I had intended to write a little piece on the "fun" of preparing myself, my children, my house, and my mother-in-law for my week out of the country, but we leave tomorrow and needless to say those preparations took priority over telling you all about it.

But I must thank my new naturopath physician who got me through the madness. I am so calm I am fretting that I'm not fretting. I keep wondering when the ball is going to drop. Each morning I squirt a dropper of this foul concoction of root and herbs into my juice (it fizzes like acid) and after I get feeling back in my tongue I go about my day as if I have nothing in the world to worry about. Don't get me wrong, I'm not in some drugged haze - quite the opposite - I can actually see straight because my brain has quit trying to analyze every thought that goes whizzing by. You know those twirly things that short order cooks hang the orders on? That's how my brain usually works - everything I have to keep track of is stuck up in front of me and spinning very fast, too fast to read, let alone take care of. Well, the twirly thing has slowed down and there are fewer "orders" at a time. I take one at a time and I accomplish so much more. Yay, tastebud-dissolving root juice!

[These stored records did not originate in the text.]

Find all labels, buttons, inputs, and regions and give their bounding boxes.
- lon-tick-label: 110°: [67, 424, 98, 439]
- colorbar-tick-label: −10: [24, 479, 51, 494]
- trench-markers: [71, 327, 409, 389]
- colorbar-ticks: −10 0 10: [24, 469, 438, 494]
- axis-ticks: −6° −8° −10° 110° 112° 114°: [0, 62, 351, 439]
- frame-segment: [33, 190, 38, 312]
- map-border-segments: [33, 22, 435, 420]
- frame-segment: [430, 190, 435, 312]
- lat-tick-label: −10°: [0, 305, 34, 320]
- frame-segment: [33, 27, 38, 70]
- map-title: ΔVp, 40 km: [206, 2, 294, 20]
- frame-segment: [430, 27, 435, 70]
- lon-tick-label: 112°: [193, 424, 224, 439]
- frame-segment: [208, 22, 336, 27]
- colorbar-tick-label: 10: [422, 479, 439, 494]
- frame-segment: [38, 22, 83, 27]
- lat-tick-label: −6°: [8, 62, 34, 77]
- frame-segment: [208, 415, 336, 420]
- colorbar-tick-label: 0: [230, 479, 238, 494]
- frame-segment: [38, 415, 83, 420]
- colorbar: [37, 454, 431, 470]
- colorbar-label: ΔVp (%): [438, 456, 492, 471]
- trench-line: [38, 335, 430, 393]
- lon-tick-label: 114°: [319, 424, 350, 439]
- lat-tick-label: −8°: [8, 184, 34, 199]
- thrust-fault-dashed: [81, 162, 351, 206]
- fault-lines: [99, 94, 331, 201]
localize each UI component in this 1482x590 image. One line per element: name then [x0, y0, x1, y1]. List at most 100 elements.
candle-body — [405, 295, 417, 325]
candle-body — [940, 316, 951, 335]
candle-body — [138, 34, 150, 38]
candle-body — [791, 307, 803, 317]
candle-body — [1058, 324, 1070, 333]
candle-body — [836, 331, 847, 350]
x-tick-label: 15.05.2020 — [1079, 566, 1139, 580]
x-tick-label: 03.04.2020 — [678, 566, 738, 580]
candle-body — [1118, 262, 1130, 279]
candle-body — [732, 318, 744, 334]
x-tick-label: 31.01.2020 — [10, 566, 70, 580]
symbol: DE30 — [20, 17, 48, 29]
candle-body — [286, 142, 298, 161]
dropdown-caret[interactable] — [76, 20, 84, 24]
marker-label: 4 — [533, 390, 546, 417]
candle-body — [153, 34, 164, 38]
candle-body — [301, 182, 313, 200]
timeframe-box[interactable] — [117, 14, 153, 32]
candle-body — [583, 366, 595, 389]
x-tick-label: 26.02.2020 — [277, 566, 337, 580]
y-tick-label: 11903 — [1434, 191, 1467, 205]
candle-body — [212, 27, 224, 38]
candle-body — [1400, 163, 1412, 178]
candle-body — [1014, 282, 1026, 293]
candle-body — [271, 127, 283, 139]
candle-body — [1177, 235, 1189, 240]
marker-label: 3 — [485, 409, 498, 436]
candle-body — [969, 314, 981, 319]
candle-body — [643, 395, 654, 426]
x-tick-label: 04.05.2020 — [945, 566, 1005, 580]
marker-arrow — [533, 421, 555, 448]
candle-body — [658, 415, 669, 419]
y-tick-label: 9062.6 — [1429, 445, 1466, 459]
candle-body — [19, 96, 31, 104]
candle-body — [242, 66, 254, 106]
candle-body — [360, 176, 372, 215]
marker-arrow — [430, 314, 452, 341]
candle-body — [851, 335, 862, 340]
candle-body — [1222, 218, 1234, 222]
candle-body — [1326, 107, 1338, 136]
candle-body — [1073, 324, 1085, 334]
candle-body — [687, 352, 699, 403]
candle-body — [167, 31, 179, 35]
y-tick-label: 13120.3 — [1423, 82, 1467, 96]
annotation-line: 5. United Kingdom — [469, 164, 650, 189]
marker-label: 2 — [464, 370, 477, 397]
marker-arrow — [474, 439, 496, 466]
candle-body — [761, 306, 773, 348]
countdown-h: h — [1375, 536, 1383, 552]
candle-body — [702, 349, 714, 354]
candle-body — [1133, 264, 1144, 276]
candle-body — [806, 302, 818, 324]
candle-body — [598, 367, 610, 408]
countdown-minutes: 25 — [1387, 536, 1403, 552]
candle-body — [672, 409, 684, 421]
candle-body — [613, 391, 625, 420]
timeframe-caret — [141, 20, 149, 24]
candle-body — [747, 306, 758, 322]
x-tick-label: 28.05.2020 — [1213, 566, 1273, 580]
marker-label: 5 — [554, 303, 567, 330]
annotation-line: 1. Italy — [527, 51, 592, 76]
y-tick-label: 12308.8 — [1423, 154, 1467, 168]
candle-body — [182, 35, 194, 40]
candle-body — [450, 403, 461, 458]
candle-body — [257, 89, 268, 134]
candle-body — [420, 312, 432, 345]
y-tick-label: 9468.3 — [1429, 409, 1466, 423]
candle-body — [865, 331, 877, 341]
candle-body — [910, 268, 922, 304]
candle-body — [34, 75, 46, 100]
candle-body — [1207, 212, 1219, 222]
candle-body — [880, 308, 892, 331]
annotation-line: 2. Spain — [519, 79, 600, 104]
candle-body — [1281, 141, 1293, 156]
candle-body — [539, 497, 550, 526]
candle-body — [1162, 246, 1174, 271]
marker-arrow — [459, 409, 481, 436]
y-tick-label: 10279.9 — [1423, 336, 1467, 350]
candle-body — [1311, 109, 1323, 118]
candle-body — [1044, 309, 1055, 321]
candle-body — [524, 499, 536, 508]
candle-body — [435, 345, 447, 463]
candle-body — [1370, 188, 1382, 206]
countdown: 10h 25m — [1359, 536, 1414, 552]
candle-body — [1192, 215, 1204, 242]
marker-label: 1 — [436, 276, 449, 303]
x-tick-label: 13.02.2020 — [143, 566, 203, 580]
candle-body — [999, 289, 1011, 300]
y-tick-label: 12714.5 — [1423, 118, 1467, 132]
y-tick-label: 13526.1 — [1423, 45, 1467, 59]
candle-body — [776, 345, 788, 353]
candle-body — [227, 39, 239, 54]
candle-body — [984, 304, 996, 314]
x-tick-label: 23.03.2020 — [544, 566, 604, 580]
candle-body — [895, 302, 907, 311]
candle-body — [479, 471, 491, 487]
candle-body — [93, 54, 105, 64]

I also have to mention that I was asked to write an essay to be included in a book proposal (yes!) - another reason I haven't had any time to write here.

So, the countdown has begun. 24 hours from now I will have (tearfully) hugged my children goodbye and will be headed to the airport. I'm not taking my laptop, just my trusty journal and fountain pen. So, I am checking out for a couple of weeks...

England (spring, flowers, tea, pasties), here I come!